DALLA SETE ECCESSIVA AL COMA
Il primo sintomo del diabete giovanile, come abbiamo visto, è l'aumento della sete. Seguono: la maggior produzione di urine, la pipì a letto, il calo di peso. «Se arrivati a questo punto la malattia non viene riconosciuta tempestivamente, la progressiva acidosi del sangue causata dai corpi chetonici (e proprio per questo definita chetoacidosi) provoca disturbi via via più gravi: nausea, vomito, sonnolenza, una parziale perdita di coscienza fino al coma», afferma il diabetologo. Sono tanti, purtroppo, i bambini che arrivano in ospedale in condizioni serie: di quelli in età prescolare il 72% (di cui il 16,6% a rischio), di quelli dopo i 6 anni il 38,5% (il 10% con sintomi gravi)

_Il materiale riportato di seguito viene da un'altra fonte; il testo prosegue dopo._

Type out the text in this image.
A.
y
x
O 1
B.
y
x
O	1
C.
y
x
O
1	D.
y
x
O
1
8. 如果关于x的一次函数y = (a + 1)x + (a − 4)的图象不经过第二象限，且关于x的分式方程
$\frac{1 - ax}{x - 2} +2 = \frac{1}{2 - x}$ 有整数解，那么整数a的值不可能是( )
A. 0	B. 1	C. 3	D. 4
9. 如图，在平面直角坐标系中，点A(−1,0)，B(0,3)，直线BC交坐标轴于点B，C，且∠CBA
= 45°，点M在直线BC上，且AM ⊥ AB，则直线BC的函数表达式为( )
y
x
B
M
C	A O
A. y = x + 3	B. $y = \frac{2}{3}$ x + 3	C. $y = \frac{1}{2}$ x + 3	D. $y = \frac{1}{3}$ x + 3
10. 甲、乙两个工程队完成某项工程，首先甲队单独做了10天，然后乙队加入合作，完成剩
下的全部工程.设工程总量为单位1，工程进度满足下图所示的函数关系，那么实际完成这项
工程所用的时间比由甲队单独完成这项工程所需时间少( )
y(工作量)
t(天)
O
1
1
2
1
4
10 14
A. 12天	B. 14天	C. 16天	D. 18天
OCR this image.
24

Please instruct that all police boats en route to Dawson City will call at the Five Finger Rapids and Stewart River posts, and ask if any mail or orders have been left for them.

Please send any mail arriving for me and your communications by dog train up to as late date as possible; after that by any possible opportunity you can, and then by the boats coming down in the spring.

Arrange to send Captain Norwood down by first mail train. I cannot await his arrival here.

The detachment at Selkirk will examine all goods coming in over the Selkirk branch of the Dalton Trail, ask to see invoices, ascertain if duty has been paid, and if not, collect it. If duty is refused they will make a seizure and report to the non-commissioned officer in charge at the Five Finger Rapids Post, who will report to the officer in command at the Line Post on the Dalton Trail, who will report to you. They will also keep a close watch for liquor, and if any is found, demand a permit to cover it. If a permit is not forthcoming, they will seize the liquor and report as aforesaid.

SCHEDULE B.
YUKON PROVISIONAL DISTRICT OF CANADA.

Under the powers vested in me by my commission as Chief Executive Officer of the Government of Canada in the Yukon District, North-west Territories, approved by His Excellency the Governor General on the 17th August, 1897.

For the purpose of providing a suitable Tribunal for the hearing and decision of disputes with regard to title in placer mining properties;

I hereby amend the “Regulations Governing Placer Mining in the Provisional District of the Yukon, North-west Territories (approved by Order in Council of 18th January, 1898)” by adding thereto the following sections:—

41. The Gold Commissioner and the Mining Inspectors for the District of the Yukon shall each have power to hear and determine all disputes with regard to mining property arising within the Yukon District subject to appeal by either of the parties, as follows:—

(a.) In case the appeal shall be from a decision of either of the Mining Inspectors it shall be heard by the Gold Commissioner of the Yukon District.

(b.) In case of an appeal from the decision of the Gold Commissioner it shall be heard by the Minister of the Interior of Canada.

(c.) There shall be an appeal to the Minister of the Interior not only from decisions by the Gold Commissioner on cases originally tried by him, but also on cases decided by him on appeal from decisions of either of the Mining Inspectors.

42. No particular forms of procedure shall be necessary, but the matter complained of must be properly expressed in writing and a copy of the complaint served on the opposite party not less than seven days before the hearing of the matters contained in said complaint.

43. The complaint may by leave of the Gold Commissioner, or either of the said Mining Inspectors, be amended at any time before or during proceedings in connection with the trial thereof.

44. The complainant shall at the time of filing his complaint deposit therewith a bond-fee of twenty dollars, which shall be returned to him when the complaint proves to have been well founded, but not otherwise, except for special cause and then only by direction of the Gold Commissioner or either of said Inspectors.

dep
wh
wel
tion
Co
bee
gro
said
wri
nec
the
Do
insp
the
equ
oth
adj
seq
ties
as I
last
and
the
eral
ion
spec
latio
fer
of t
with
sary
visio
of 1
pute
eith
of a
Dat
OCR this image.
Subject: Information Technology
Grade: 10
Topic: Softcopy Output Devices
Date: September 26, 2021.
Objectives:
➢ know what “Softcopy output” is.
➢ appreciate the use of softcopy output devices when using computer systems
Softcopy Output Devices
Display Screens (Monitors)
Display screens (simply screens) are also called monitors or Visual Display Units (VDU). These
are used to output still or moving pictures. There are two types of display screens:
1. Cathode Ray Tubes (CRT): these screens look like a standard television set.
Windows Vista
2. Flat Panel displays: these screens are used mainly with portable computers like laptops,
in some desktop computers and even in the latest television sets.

IL DIABETE NON SI PUÒ PREVENIRE
Il problema del diabete nei bambini è che non si può fare prevenzione. «Manca l'identificazione precisa delle cause che lo scatenano. Non abbiamo gli strumenti per individuare chi ha maggiori possibilità di ammalarsi», afferma il professor Cerutti. «Del 30% di piccoli che nascono con la predisposizione genetica, come detto all'inizio, solo pochissimi sviluppano la malattia. E non è detto che siano figli o nipoti di adulti diabetici. Dei bambini che seguiamo nel nostro centro di Torino solo il 5-6% ha un familiare di primo grado con lo stesso problema. Ecco perché l'informazione è, al momento, l'unica arma che abbiamo a disposizione non per evitare che il sistema immunitario vada in tilt, aggredendo le cellule del pancreas, ma almeno per capire immediatamente che qualcosa di strano sta accadendo e intervenire prima che la carenza di insulina causi danni gravi».
DAL PEDIATRA AI PRIMI SINTOMI
«Quando si nota che il bambino cambia le sue abitudini (beve di più e fa tanta pipì o mangia molto e dimagrisce) il consiglio è di portarlo subito dal medico», insiste il presidente della SIEDP. «Molti pediatri sono in grado (pungendo semplicemente il dito al bambino) di misurare la glicemia anche nel loro studio. Se poi dall’esame risultano valori intorno ai 101-126 mg/dl (la quantità di zucchero presente in 1 decilitro di sangue) a digiuno, è indispensabile approfondire i controlli. Sarà quindi lo specialista a indirizzare la famiglia al Centro diabetologico più vicino. Comunque: meglio rivolgersi al pediatra per nulla che correre il rischio di non riconoscere una malattia silenziosa che, se non individuata per tempo, può determinare chetoacidosi grave che può arrivare sino al coma e alla complicanza più terribile, l'edema cerebrale (0,15-0,30% dei casi)».